I read the last one and WHAT?!???!?!! I HOPE not, JEEZ! If so, I’m screwed. I’ve written a personal statement about it and published it on the INTERNET. Wellp, there goes my life. Maybe I’ll get off because it was retaliatory, but probably not.

Another of my favorites was (I had to go back and find this in the draft of a post I never published) March 28: the 10 scary seconds when u trapped in the shower with the cold water running

Terrifies me too, those 10 scary seconds when u trapped in the shower with the cold water running

Anyway, I figured (since now more people are following this blog – OH HI WELCOME! – ) that I should continue to write and update you on bringing the Morocco experience back home. Well, here’s how it’s going: remember how I said that Morocco was hard to talk about because it was in a different universe? Not emotionally difficult or anything, just that Morocco resided in a separate sphere of existence that simply didn’t translate into life in the U.S.?  It was as though Morocco, Arabic, French, tea, and all of that just dropped out of my life all at once–oh, wait. It did. Well, that train of thought just derailed.

Well, anyway, Morocco has begun to turn from a cynical internal monologue (about the meaningless materialism of life in the U.S. and all that stuff) into stories. Anecdotes to pop into conversation here and there: an interesting factoid about something, an I-can-relate-to-your-stomach-problems-and-by-that-I-mean-one-up-them-HAHA story, stories that I keep short to avoid those awkward moments when everyone remembers that they don’t really care about Morocco. No, that’s a good thing. My friends doze off while I tell my usual stories, and there’s never even a good punch line. They call them Katie stories. Oop, derailed again.

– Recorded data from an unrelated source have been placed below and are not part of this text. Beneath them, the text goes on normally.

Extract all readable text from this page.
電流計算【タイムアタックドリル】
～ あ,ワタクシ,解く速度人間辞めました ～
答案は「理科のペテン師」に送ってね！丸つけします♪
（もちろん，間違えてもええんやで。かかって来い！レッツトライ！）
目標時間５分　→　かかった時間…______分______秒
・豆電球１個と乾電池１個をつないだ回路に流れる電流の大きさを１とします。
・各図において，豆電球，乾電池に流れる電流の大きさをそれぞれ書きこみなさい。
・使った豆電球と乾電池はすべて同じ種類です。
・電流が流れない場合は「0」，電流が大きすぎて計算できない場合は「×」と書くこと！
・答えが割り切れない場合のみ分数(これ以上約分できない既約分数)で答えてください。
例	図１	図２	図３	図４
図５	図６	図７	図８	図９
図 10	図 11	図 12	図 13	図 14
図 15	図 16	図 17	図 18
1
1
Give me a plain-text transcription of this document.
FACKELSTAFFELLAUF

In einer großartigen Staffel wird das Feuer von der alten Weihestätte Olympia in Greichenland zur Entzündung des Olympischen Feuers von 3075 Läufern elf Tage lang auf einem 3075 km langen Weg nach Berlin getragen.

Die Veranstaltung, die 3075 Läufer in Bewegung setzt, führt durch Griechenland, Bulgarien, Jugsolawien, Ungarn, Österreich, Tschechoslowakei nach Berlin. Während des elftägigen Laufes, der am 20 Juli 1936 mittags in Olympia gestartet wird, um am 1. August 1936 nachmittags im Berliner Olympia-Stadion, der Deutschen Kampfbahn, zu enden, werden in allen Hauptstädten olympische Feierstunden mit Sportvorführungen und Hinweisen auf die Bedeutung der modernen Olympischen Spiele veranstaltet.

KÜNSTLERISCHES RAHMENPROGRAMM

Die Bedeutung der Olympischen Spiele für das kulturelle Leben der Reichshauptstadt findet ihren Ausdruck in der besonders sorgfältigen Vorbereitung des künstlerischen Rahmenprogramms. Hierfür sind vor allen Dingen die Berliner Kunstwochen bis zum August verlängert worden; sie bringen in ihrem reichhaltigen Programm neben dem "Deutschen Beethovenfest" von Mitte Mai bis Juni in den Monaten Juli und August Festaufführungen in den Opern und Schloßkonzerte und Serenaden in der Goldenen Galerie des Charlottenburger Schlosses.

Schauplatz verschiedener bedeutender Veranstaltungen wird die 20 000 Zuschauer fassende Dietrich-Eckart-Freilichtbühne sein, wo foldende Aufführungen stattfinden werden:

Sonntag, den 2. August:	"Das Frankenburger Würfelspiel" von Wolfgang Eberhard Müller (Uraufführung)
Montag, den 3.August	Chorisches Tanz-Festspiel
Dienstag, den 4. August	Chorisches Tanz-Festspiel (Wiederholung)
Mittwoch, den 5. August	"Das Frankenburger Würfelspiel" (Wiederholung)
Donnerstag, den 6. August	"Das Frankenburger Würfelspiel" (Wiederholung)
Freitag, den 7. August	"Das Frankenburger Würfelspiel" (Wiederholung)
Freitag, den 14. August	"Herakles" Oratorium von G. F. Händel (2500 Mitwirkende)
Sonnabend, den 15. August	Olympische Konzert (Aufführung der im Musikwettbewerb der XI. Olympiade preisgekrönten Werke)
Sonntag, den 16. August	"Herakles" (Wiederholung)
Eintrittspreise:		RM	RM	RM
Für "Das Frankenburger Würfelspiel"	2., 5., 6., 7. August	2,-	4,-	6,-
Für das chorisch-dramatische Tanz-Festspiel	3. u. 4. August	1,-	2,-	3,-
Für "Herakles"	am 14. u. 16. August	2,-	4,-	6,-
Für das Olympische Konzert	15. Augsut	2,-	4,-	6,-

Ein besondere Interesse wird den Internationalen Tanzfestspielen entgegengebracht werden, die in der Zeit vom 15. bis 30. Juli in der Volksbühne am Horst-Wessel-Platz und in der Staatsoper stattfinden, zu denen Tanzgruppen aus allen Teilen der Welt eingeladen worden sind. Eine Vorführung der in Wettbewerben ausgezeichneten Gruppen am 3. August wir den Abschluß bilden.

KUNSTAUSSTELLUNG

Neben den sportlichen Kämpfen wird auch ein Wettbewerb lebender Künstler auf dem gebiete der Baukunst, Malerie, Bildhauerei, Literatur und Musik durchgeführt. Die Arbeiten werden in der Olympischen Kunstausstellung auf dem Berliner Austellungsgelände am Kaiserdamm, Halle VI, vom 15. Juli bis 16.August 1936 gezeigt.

Well, ANYWAY, long story long, it’s been great. I have fun facts to share. I wear poofy pants. This lack of Struggle and Emotional Journeys and all that stuff that I spent January through March writing about PROBABLY makes for much boring-er reading, but oh well. You’ve read nearly 487 words of derailed thought-trains heading for those poor schmucks googling stuff like “do cats in morocco understand french”

(DO they?)

I’m off to go invent some arabic mint tea memes, while hoping that farting isn’t sexual harassment. Peace out.